Question 12.11: DESIGN OF IN-LINE MECHANICAL BLENDERS Choose a typical comme...

1 (US Customary System):

Select a residence time of 0.5 s in blender (check on typical residence time of a commercial blender) from Section 12.3.3.
0.5 water hp is required for each MGD of water flow.

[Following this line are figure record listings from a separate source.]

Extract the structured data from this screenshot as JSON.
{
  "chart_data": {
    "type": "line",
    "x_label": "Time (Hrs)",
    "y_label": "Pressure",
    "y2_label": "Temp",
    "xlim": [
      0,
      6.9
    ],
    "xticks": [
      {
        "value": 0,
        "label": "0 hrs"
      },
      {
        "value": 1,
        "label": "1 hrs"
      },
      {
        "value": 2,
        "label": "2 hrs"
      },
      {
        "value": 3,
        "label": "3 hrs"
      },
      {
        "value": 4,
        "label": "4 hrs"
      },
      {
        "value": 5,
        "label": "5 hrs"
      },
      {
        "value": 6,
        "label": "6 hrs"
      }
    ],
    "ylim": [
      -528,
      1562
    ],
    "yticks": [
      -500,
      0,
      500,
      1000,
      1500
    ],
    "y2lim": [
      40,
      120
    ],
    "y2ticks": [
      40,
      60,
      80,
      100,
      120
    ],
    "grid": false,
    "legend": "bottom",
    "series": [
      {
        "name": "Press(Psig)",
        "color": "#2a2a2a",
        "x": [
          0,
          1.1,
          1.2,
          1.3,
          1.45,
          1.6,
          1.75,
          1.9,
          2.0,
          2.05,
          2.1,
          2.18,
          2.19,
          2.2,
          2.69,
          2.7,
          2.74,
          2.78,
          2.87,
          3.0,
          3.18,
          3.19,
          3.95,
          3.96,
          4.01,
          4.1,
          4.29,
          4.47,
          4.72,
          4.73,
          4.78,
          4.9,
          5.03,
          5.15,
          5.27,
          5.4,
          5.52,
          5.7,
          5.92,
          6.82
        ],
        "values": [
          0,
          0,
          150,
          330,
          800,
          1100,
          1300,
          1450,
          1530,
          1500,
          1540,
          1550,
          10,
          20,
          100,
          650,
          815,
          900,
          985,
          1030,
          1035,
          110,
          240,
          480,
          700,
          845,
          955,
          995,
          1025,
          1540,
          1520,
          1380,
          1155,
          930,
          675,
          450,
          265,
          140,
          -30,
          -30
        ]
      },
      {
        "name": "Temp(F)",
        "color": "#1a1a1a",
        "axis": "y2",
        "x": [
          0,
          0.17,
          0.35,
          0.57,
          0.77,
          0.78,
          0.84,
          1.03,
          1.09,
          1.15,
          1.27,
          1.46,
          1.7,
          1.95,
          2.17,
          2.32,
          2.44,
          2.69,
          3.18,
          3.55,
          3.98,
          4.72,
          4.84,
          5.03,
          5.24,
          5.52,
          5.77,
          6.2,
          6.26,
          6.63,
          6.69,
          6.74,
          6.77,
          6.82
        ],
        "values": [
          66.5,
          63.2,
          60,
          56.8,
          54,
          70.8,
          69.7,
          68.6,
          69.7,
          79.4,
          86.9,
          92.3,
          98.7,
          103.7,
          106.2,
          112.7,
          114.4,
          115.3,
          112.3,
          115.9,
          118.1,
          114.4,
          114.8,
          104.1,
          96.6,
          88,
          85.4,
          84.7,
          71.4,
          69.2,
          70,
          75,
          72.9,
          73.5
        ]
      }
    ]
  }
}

P = required power input = (0.5 hp∕1 MGD)(1.6 MGD)
= 0.8 water hp
= 0.8 hp × (550 ft-lb∕s)∕(1 hp)
= 440 ft-lb∕s

t_{d} = 0.5 s
Q = 1.6 MGD = 1.6 MGD× (1.547 cfs∕MGD) = 2.4752 ft³∕s
V = water volume to which power is supplied at 0.5 s
= Qt_d = (2.4752 ft³∕s)(0.5 s) = 1.2376 ft³

At 8°C

𝜇 = viscosity = 1.387 centipoises at 8°C
= 1.387 centipoises × (2.088 × 10^{−5} lb-s∕ft²)∕(1 centipoises)
= 2.90 × 10^{−5} lb-s∕ft² at 8°C

G = (P∕𝜇V)^{0.5}
= {(440 ft-lb∕s)∕[(2.9 × 10^{−5} lb-s∕ft²)(1.2376 ft³)]}^{0.5}
= 3,500 s^{−1}

At 18°C

𝜇 = 2.2 × 10^{−5} lb-s∕ft² at 18°C
G = {(440 ft-lb∕s)∕[(2.2 × 10^{−5} lb-s∕ft²)(1.2376 ft³)]}^{0.5}
= 4,000 s^{−1}

The range of G values lies within the recommended values of 3,000–5,000 s^{−1}

2 (SI System):

Select a residence time of 0.5 s in blender (check on typical residence time of a commercial blender) from Section 12.3.3.
0.37 kW is required for 43.8 L/s of water flow. 6.0560 MLD = 6.0560 × 10^{6}L/1,440 × 60 s = 70.1 L/s

P = required power input = (0.37 kW∕43.8 L∕s)(70.1 L∕s)
= 0.592 kW
= 581.61 N-m∕s or watts
t_{d} = 0.5 s
Q = 6.0560 MLD = 6.0560 × 10³ m³∕(1,440 × 60 s)
= 0.07 m³∕s
V = water volume to which power is supplied at 0.5 s
= Qt_d
= (0.07 m³∕s)(0.5 s) = 0.035 m³

At 8°C

𝜇 = viscosity = 1.387 centipoises at 8°C
= 1.387 × 0.001 Pa-s or N-s∕m²
= 1.387 × 10^{−3} N-s∕m²
G = (P∕𝜇V)^{0.5}
= {(581.61 N-m∕s)∕[(1.387 × 10^{−3} N-s∕m²)(0.035 m³)]}^{0.5}
= 3,500 s^{−1}

At 18°C

𝜇 = 1.060 × 10^{−3}  N-s∕m²
G = {(581.61 N-m∕s)∕[(1.06 × 10^{−3} N-s∕m²)∕(0.035 m³)]}^{0.5}
= 4,000

The range of G values lies within the recommended values of 3,000–5,000 s^{−1}.